To create a curve in a Rappture C program, we make people do something like this:

{{{
    ...

    rpPutString (   lib,
                    "output.curve(f12).about.label",
                    "Fermi-Dirac Factor",
                    RPLIB_OVERWRITE );
    rpPutString (   lib,
                    "output.curve(f12).xaxis.label",
                    "Fermi-Dirac Factor",
                    RPLIB_OVERWRITE );
    rpPutString (   lib,
                    "output.curve(f12).yaxis.label",
                    "Energy",
                    RPLIB_OVERWRITE );
    rpPutString (   lib,
                    "output.curve(f12).yaxis.units",
                    "eV",
                    RPLIB_OVERWRITE );

    while (E < Emax) {
        f = 1.0/(1.0 + exp((E - Ef)/kT));
        sprintf(line,"%f %f\n",f, E);
        rpUtilsProgress((int)((E-Emin)/(Emax-Emin)*100),"Iterating");
        rpPutString(lib,"output.curve(f12).component.xy", line, RPLIB_APPEND);
        E = E + dE;
    }

    ...

}}}


Using RpCurve Object with accessor functions:

{{{
    ...
    size_t i = 0;
    size_t cnt = (Emax - E)/dE;
    double *f = (double*) malloc(cnt*sizeof(double));
    double *En = (double*) malloc(cnt*sizeof(double));
    RpCurve *c = (RpCurve*) malloc(sizeof(RpCurve));

    // assume allocation succeeded

    // register the object so lib can keep track of it, set a call back/notifier
    rpLib_register(lib,c);

    // annotate the curve
    rpCurve_path(c,"output.curve(f12)");
    rpCurve_title(c,"Fermi-Dirac Factor")
    rpCurve_xlabel(c,"Fermi-Dirac Factor");
    rpCurve_ylabel(c,"Energy");
    rpCurve_yunits(c,"eV");

    while (E < Emax) {
        f[i] = 1.0/(1.0 + exp((E - Ef)/kT));
        En[i] = E;
        rpUtilsProgress((int)((E-Emin)/(Emax-Emin)*100),"Iterating");
        E = E + dE;
    }

    // plot the value from the arrays
    rpCurve_plot(c,f,En);

    if (c) {
        free(c);
        c = NULL;
    }

    if (f) {
        free(f);
        f = NULL;
    }

    if (En) {
        free(En);
        En = NULL;
    }

    ...
}}}


The accessor functions can be replaced with annotate functions:
{{{
    rpCurve_annotate(c,"path","output.curve(f12)");
    rpCurve_annotate(c,"name","f12");
    rpCurve_annotate(c,"title","Fermi-Dirac Factor");
    rpCurve_annotate(c,"xlabel","Fermi-Dirac Factor");
    rpCurve_annotate(c,"ylabel","Energy");
    rpCurve_annotate(c,"yunits","eV");
}}}


Internally, the RpCurve object should have a hash of curve properties. [[BR]]
Curve Properties:
  * path - full xml path of the object.
  * name - name or id of the curve.

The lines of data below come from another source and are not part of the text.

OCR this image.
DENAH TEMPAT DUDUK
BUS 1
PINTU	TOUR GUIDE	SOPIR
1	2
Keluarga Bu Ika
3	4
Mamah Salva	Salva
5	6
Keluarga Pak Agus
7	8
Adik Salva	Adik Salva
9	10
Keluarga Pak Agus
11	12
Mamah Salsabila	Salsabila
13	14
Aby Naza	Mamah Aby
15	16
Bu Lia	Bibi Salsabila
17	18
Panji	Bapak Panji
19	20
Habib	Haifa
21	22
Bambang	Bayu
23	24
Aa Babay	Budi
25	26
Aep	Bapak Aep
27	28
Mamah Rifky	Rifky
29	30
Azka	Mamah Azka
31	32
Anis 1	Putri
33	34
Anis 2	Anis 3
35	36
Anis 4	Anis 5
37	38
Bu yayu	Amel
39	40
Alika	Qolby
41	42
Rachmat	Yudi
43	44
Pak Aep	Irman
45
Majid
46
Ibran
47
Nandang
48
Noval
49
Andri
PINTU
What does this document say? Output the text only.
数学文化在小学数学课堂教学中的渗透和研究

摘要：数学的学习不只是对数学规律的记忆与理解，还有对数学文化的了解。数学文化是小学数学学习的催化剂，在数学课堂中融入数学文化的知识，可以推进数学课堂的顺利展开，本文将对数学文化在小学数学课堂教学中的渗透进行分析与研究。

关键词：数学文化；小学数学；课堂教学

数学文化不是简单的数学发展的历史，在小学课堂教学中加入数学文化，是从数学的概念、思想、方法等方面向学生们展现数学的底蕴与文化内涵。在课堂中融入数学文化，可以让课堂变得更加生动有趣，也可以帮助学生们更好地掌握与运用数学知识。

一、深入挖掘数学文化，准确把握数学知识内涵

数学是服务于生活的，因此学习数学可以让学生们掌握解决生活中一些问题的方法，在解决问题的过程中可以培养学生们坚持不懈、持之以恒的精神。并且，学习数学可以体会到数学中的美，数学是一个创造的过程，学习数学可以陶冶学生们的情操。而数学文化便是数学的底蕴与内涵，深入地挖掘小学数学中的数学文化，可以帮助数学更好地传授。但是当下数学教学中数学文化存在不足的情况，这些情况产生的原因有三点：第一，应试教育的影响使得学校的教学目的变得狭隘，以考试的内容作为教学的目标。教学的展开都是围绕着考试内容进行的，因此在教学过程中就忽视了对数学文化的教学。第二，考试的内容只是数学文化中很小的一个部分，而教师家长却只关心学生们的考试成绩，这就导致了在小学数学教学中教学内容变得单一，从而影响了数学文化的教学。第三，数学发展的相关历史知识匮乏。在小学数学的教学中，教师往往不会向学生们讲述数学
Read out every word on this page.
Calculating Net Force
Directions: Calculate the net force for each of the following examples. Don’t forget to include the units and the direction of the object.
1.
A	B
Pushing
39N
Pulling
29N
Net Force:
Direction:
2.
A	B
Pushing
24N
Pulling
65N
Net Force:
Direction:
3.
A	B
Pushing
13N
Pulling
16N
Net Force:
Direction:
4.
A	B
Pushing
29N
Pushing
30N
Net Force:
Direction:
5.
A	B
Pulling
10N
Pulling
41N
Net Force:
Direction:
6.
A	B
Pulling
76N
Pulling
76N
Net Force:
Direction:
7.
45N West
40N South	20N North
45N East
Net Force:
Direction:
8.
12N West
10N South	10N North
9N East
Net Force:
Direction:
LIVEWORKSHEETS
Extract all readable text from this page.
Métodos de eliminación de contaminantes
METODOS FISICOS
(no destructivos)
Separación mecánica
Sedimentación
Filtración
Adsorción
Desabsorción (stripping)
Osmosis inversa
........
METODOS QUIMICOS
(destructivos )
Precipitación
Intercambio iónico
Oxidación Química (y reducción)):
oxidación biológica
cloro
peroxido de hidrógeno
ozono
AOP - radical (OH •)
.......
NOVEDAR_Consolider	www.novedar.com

This text is displayed when scrolling over the xy plot, or searching for a specific curve.
  * title - title of the plot. Text to be displayed in the Results drop down menu in the gui.
  * xlabel - label of the x axis.
  * xunits - units of values along the x axis.
  * xscale - scale of the x axis. one of ''linear'',''log''.
  * ylabel - label of the y axis.
  * yunits - units of values along the y axis.
  * yscale - scale of the y axis. one of ''linear'',''log''.
  * color - color of the curve.
  * marker - type of marker to use.
  * type - type of curve. one of ''column'',''bar'',''area'',''line''(default),''xyscatter'',''xyerror''.
  * group - grouping curves so they show up on the same graph.

Curve Accessor functions:
  * int rpCurve_path(RpCurve *c, const char *val);
  * int rpCurve_name(RpCurve *c, const char *val);
  * int rpCurve_title(RpCurve *c, const char *val);
  * int rpCurve_xlabel(RpCurve *c, const char *val);
  * int rpCurve_xunits(RpCurve *c, const char *val);
  * int rpCurve_ylabel(RpCurve *c, const char *val);
  * int rpCurve_yunits(RpCurve *c, const char *val);
  * int rpCurve_annotate(RpCurve *c, const char *prop, const char *val);
  * int rpCurve_prop_lookup(RpCurve *c, const char *prop, const char *val);